Arabica coffee on ICE Futures U.S. surged in heavy spreading and options-related trade, as traders worried that dry conditions in top grower Brazil had hurt yields.
The May cocoa contract on Liffe closed up 13 pounds, or 0.7 percent, at 1,867 pounds a tonne after hitting 1,871 pounds, a May contract high and the strongest level for the second-month since September 2011.
May cocoa on ICE gained $43, or 1.3 percent, to settle at $2,971 a tonne, after hitting a 2-1/2-year high of $2,974.
Dealers said the market was supported by a possibility that El Nino weather could affect future supplies for a market already expected to see a second straight deficit this year. El Nino can cause flooding and heavy rains in the United States and South America and drought in Southeast Asia and Australia.
"During El Nino years, global production is lower than it would otherwise be," said Jonathan Parkman, joint head of agriculture at brokerage Marex Spectron, who said the emergence of the weather pattern early this spring could affect both the current 2013/14 crop and the following.
Earlier this month, both the Australian weather bureau and the U .S. weather forecaster Climate Prediction Center (CPC) said there was an increasing chance of an El Nino weather pattern emerging later this year.
Analysts say El Nino's effect on cocoa producing countries varies on each occasion but the overall impact is negative.
SUGAR TRADERS SELL RUMOR, BUY FACT
ICE March raw sugar futures rallied 0.35 cent, or 2.3 percent, to finish at 15.81 cents per lb, its sharpest daily gain this month, after India's government agreed to give millers a subsidy for raw sugar production.
The 3,333 rupee-per-tonne ($53.52-per-tonne) subsidy will likely boost exports from India, and expectations of it pressured prices to a 3-1/2-year low of 14.70 cents at the end of January, traders said.
Even so, prices rallied on short covering after the news has been widely anticipated by the market.
Short-covering following the news was a case of "sell the rumor, buy the fact," said Michael McDougall, a senior vice president for Newedge USA in New York.
Dryness is still a concern for Brazil's key sugar region, private forecaster MDA Weather Services said in a daily report.
March white sugar futures on Liffe soared $14.80, or 3.4 percent, to settle at $453.60 per tonne in dealings ahead of Thursday's expiry.
The spot contract's premium above the second month <LSU-1=R> spiked as high as $8.80 a tonne, its highest since October, after largely trading at a discount for the past four months.
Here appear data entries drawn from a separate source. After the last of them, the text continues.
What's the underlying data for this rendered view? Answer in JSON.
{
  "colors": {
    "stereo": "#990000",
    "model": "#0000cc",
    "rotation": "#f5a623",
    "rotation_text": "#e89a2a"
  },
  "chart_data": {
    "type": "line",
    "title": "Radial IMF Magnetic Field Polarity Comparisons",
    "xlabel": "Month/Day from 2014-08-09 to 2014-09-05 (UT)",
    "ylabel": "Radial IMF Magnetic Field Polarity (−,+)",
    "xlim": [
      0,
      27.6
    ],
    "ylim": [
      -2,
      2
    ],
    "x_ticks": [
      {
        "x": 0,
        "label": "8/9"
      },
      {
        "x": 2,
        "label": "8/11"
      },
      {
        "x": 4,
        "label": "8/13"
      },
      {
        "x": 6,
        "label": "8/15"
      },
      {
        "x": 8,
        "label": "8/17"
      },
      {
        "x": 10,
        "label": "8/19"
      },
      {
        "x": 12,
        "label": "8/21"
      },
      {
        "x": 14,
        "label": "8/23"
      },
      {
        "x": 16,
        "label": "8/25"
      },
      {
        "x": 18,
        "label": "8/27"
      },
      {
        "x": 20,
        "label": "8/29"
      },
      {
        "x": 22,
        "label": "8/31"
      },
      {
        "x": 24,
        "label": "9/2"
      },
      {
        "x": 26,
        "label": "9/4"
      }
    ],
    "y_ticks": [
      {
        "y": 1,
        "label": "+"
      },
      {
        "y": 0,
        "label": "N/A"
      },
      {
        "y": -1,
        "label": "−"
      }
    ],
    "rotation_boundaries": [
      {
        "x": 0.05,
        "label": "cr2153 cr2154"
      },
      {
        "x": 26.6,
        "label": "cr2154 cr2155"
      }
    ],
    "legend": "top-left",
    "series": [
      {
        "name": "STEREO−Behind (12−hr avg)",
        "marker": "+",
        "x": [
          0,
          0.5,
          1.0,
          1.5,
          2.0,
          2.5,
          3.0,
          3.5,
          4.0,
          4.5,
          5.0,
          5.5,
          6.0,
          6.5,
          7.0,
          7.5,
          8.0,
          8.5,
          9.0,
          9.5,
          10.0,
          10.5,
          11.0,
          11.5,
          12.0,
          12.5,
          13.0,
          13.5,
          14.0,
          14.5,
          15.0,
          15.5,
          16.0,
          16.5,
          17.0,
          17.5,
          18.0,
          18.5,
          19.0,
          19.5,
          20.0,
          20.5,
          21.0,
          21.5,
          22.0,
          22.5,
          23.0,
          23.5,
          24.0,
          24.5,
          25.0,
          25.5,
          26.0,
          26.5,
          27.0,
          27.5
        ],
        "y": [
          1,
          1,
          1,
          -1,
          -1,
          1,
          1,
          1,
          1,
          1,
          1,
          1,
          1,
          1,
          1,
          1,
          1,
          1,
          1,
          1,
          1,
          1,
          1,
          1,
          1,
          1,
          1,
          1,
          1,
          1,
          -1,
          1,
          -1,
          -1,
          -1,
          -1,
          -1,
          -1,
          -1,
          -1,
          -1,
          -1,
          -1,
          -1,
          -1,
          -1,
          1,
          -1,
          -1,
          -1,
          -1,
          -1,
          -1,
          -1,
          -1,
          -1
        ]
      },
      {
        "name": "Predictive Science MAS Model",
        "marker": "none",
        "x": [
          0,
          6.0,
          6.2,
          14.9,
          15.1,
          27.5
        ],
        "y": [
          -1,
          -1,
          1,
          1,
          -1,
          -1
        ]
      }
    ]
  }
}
Traders expect a moderate delivery of Brazilian and Central American supplies against the March contract.
Cane crushing in the world's top producer wound down last month, leaving Brazil's main center-south region cumulative sugar output for the season largely unchanged at 34.3 million tonnes at the end of January, biweekly data from cane industry association Unica showed on Wednesday.
May arabica coffee futures on ICE jumped 3.7 cents, or 2.7 percent, to close at $1.4315 per lb.
Traders were covering short positions ahead of the options expiry, said Hector Galvan, senior softs broker at RJO Futures in Chicago.
Prices also found support in by worry that dry conditions in Brazil have hurt crops. MDA Weather Services said on Wednesday that dryness remains a "major concern" in coffee regions.
Short-covering on the worries shot the second-month to last week's nine-month high of $1.4610 per lb.
Liffe May robusta coffee gained $8, or 0.4 percent, to settle at $1,818 a tonne.